Calorie counting made easy
It’s pretty easy to figure out the calories burned by walking, jogging or doing a workout on a stair climber.
But what about the more mundane actions that clutter daily life, such as photocopying, sitting at meetings, grocery shopping and loading the dishwasher? How do you calculate numbers for those activities? And how do you figure the calories burned by taking the stairs and other so-called “lifestyle activities” that public health officials increasingly urge Americans to engage in?
Peter Christensen, a 58-year-old retired technical writer and grandfather of six from Vancouver, Wash., wondered just that. Five years ago, when he couldn’t find the information he sought on the Internet, Christensen developed Calories Per Hour (www.caloriesperhour.com), a free, interactive website that provides tools to answer his questions -- and likely many of yours. (Plug the word “calories” into Google and it’s the No. 1 site that emerges, logging 15,000 visitors per day.)

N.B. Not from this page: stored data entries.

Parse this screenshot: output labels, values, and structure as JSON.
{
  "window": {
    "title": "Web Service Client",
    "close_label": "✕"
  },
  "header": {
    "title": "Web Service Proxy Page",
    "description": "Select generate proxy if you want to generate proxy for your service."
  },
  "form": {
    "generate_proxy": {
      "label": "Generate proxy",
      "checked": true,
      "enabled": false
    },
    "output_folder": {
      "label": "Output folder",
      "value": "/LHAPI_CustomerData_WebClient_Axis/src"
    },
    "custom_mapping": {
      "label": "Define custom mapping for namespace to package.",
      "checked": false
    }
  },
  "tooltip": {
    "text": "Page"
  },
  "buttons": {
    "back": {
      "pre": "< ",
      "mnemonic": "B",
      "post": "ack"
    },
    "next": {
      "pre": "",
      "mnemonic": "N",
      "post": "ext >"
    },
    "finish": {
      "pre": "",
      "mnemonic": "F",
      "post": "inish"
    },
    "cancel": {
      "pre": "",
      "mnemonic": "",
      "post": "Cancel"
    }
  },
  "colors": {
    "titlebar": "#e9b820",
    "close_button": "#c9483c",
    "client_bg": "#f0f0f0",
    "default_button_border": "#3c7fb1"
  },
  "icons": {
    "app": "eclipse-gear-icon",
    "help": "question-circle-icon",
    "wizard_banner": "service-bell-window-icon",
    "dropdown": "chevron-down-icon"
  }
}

Although he has no formal training in nutrition, exercise physiology or computer programming, Christensen plumbed scientific literature for data on calories burned by physical activity and took advantage of the large body of nutrition information available in the public domain from federal sources, including the Department of Agriculture.
Calculators used on his site to measure calories burned draw heavily from “The Compendium of Physical Activities,” written by leading exercise physiologists and published in 2000 in Medicine & Science in Sports & Exercise, a peer-reviewed journal of the American College of Sports Medicine.
“I have not learned about databases yet,” he explained in an e-mail, “and have entered virtually every keystroke of the data for the calories burned and nutrition calculators by hand.”
That easy, no-cost access is important to Christensen, a veteran yo-yo dieter and onetime member of Overeaters Anonymous, who knows about the joy and despair of losing and regaining the same 20 pounds again and again. “I wanted this to be as brief, simple and non-scary as it can be,” he says.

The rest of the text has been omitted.